Si aucun ministre ne s’y oppose mardi, les conclusions confirmeront donc que l’UE continuera à fournir des financements publics au climat après 2020.

Le document cite entre parenthèses, ce qui signale une possible modification, que le bloc aura versé environ 13,6 milliards d’euros de financement climatique en 2015. Ce chiffre n’inclut cependant pas encore les contributions aux banques de développement. Une baisse par rapport à 2014, puisque les États membres et l’UE avaient alors fourni une aide de 14,5 millions.

Wendel Trio trouve ahurissant qu’alors même que les conclusions du Conseil appellent à plus de transparence et de responsabilité, l’UE ne fasse rien pour améliorer cet aspect.

Oxfam, le Réseau Action Climat Europe et WWF estiment que les ministres devraient mettre en place un projet concret pour le financement climatique, qui précise notamment la manière dont l’argent serait versé aux pays en développement.

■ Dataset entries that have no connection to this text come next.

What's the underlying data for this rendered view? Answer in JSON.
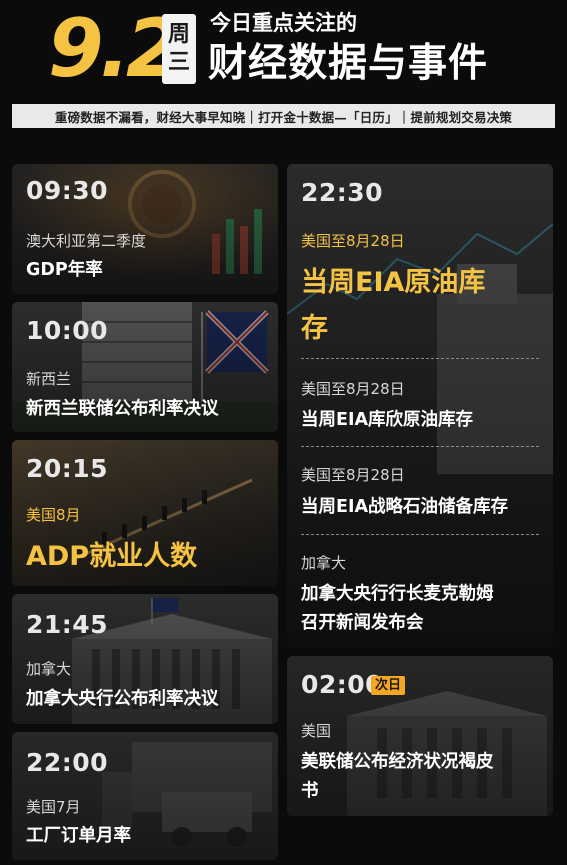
{
  "header": {
    "date": "9.2",
    "weekday": [
      "周",
      "三"
    ],
    "subtitle": "今日重点关注的",
    "title": "财经数据与事件"
  },
  "tagline": "重磅数据不漏看，财经大事早知晓｜打开金十数据—「日历」｜提前规划交易决策",
  "left_cards": [
    {
      "time": "09:30",
      "region": "澳大利亚第二季度",
      "event": "GDP年率"
    },
    {
      "time": "10:00",
      "region": "新西兰",
      "event": "新西兰联储公布利率决议"
    },
    {
      "time": "20:15",
      "region": "美国8月",
      "event": "ADP就业人数"
    },
    {
      "time": "21:45",
      "region": "加拿大",
      "event": "加拿大央行公布利率决议"
    },
    {
      "time": "22:00",
      "region": "美国7月",
      "event": "工厂订单月率"
    }
  ],
  "right_card_1": {
    "time": "22:30",
    "items": [
      {
        "region": "美国至8月28日",
        "event_line1": "当周EIA原油库",
        "event_line2": "存"
      },
      {
        "region": "美国至8月28日",
        "event": "当周EIA库欣原油库存"
      },
      {
        "region": "美国至8月28日",
        "event": "当周EIA战略石油储备库存"
      },
      {
        "region": "加拿大",
        "event_line1": "加拿大央行行长麦克勒姆",
        "event_line2": "召开新闻发布会"
      }
    ]
  },
  "right_card_2": {
    "time": "02:00",
    "badge": "次日",
    "region": "美国",
    "event_line1": "美联储公布经济状况褐皮",
    "event_line2": "书"
  },
  "colors": {
    "gold": "#f5c344",
    "badge": "#f5a623",
    "background": "#0b0b0c"
  }
}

« Les ministres des Finances doivent combler le grand vide [juridique] lors des négociations [de la COP21] », ajoute Wendel Trio. « Aider [les pays en développement] à mieux faire face au changement climatique tout en continuant à connaitre une croissance économique est une précondition à un accord et permettrait de les convaincre de contribuer au financement après 2020. »

Contexte

Les négociations sur le changement climatique ont commencé en 1992. Tous les ans, l'ONU organise une conférence internationale sur le changement climatique appelée la Conférence des Parties, ou COP.

Paris organise la 21ème conférence en décembre 2015.Les États participants doivent y conclure un accord pour remplacer le protocole de Kyoto, dont le but était de réduire les émissions de CO2 entre 2008 et 2012.

D'ici la conférence, les États doivent impérativement négocier un accord, qu'il soit juridiquement contraignant ou non.

Le Fonds vert pour le climat a été créé pendant la conférence pour le climat de Durban, Afrique du Sud, en 2011. Les pays développés avaient pour objectif de rassembler 100 milliards de dollars (92 milliards d'euros) par an d'ici 2020. Un premier objectif de capitalisation a été fixé à 15 milliards de dollars (14 milliards d'euros) pour les trois années suivantes.

Cet argent sera utilisé pour aider les pays pauvres à limiter leurs émissions de gaz à effet de serre et à s'adapter au changement climatique.

La réduction des émissions à un niveau acceptable dans le monde est estimée à entre 500 et 1 500 milliards d'euros par an.

Prochaines étapes

  • 10 novembre : Conseil Ecofin à Bruxelles.
  • 30 novembre : Début de la COP21 à Paris.